Well, Happy Graduation?
Such an uneasy feeling about graduating. So much has changed over these four years of college. I've grown up, made wonderful friends, learned a lot, lost "friends", grew up I guess. I have my dream job interview Friday, needless to say- my easter basket had an Ann Taylor suit in it. You know you're growing up when that replaces the bikini and chocolate I'm used to getting. :)I'm really excited about leaving UAB's SON- for sure, don't get me wrong there. But, am I really a nurse now? Seriously. I can't believe it.
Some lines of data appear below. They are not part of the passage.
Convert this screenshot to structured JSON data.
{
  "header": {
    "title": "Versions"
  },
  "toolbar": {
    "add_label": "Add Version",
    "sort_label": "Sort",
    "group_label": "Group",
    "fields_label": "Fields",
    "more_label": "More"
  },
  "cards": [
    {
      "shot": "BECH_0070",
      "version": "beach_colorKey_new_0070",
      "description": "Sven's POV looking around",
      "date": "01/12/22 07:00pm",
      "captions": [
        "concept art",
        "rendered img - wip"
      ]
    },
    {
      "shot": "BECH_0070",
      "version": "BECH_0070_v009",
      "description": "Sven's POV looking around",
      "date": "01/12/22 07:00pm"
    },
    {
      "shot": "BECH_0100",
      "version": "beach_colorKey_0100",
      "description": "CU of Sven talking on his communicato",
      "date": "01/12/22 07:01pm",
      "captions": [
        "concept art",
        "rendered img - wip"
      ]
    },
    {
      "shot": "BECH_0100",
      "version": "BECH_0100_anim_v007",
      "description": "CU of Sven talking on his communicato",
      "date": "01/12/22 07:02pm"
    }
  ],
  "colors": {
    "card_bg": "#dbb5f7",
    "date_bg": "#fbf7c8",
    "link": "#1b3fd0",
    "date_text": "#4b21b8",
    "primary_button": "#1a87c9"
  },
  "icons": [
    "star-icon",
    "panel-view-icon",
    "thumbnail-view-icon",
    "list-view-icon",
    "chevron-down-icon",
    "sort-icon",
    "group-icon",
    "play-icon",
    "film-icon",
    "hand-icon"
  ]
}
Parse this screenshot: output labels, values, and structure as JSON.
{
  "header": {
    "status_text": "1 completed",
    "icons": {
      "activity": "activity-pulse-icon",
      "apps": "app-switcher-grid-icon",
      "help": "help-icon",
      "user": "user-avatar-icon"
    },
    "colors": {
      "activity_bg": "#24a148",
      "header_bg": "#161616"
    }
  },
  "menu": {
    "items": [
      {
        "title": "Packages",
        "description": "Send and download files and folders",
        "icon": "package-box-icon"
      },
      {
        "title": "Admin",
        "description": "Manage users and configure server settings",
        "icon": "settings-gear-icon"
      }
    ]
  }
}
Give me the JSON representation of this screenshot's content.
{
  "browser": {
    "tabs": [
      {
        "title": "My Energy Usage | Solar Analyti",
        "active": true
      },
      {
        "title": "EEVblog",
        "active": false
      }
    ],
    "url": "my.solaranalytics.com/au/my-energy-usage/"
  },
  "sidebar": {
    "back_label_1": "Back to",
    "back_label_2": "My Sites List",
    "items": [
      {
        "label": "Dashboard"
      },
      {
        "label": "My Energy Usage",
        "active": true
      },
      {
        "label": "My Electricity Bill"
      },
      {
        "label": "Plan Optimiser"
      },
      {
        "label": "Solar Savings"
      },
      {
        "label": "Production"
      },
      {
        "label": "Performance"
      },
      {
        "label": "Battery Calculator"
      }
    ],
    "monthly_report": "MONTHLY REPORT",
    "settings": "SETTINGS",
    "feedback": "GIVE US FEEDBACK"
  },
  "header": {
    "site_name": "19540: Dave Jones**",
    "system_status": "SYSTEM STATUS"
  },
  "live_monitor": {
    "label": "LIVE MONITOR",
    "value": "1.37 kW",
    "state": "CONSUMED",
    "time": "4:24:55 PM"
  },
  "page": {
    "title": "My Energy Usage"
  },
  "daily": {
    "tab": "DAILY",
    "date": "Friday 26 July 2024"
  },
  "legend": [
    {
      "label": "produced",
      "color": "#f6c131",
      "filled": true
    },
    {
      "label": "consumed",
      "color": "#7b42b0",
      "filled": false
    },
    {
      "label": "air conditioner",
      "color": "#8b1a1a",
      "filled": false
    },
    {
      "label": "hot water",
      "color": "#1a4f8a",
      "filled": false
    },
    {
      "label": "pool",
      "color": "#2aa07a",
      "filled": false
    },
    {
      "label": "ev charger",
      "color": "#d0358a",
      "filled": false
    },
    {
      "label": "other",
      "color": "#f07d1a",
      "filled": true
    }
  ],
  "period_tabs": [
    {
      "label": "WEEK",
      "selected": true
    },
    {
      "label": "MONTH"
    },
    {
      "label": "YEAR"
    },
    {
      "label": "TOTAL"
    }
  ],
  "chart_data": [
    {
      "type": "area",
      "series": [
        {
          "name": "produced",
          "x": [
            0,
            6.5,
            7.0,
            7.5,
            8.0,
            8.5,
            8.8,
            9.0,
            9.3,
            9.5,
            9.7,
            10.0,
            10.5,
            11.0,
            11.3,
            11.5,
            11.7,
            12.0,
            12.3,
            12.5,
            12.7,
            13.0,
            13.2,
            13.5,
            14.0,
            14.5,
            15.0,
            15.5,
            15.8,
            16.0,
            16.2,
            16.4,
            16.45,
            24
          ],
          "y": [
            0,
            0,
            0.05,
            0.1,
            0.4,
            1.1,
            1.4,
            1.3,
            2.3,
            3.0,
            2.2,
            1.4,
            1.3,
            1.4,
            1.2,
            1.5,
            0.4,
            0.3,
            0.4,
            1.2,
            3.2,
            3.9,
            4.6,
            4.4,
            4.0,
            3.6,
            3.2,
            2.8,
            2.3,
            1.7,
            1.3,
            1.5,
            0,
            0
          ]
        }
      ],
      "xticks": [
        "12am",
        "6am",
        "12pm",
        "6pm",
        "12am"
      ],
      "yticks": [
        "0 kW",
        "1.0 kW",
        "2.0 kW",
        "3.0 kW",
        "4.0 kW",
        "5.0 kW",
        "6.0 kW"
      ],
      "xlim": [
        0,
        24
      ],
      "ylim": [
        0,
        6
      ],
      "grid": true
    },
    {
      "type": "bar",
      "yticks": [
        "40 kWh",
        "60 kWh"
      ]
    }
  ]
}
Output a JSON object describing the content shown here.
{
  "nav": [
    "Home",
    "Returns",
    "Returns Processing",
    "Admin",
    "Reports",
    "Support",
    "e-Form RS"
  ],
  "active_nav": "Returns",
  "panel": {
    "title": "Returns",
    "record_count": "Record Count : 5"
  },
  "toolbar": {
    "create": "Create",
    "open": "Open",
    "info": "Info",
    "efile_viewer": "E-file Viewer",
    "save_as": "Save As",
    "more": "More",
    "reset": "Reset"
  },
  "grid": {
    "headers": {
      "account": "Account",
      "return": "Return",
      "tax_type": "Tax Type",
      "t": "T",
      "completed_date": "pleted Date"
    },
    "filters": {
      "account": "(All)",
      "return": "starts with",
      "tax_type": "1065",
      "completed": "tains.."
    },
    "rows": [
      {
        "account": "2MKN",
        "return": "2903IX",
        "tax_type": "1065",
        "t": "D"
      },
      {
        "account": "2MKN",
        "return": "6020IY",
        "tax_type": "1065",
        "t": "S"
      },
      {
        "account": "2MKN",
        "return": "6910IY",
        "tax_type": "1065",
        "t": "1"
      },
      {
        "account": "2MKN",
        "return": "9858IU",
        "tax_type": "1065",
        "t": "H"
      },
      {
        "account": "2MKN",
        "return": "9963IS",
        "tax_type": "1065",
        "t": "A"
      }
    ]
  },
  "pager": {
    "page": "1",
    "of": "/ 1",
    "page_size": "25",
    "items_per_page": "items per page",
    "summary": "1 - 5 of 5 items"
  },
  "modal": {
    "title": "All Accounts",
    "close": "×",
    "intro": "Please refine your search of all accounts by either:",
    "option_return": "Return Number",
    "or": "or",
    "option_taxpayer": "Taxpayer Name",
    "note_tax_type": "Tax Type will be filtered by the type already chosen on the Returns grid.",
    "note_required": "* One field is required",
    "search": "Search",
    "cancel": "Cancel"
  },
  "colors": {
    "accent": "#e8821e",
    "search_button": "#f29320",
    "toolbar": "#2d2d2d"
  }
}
I'm also feeling a little thankful today. I have such wonderful people in my life. One thing I've really noticed, nobody I've met in college has a close relationship with many people they went to high school with. That just isn't the case for me- my best friends, we've known each other for years. Been through so much together, and I've noticed whenever anything happens, good or bad, that is who I go to first. I didn't say that to take away from my precious college friends. I'd be so lost without them.
Graduation brings about lots of thoughts I guess. Mainly just, "now what"? Thats flashing in my head.I know to be still and things will be revealed to me about which road to take- however patience has never been a virtue of mine- I'm still working on acquring that one.
So, for now- I'm enjoying the thought of burning the last set of UAB's nursing uniforms, ATI books and those horrible shoes. I will take my boards in May, hopefully get the Children's job and go to New York to a Yankees game--- and yes, I plan to find Derek Jeter while I'm there. It is only fitting.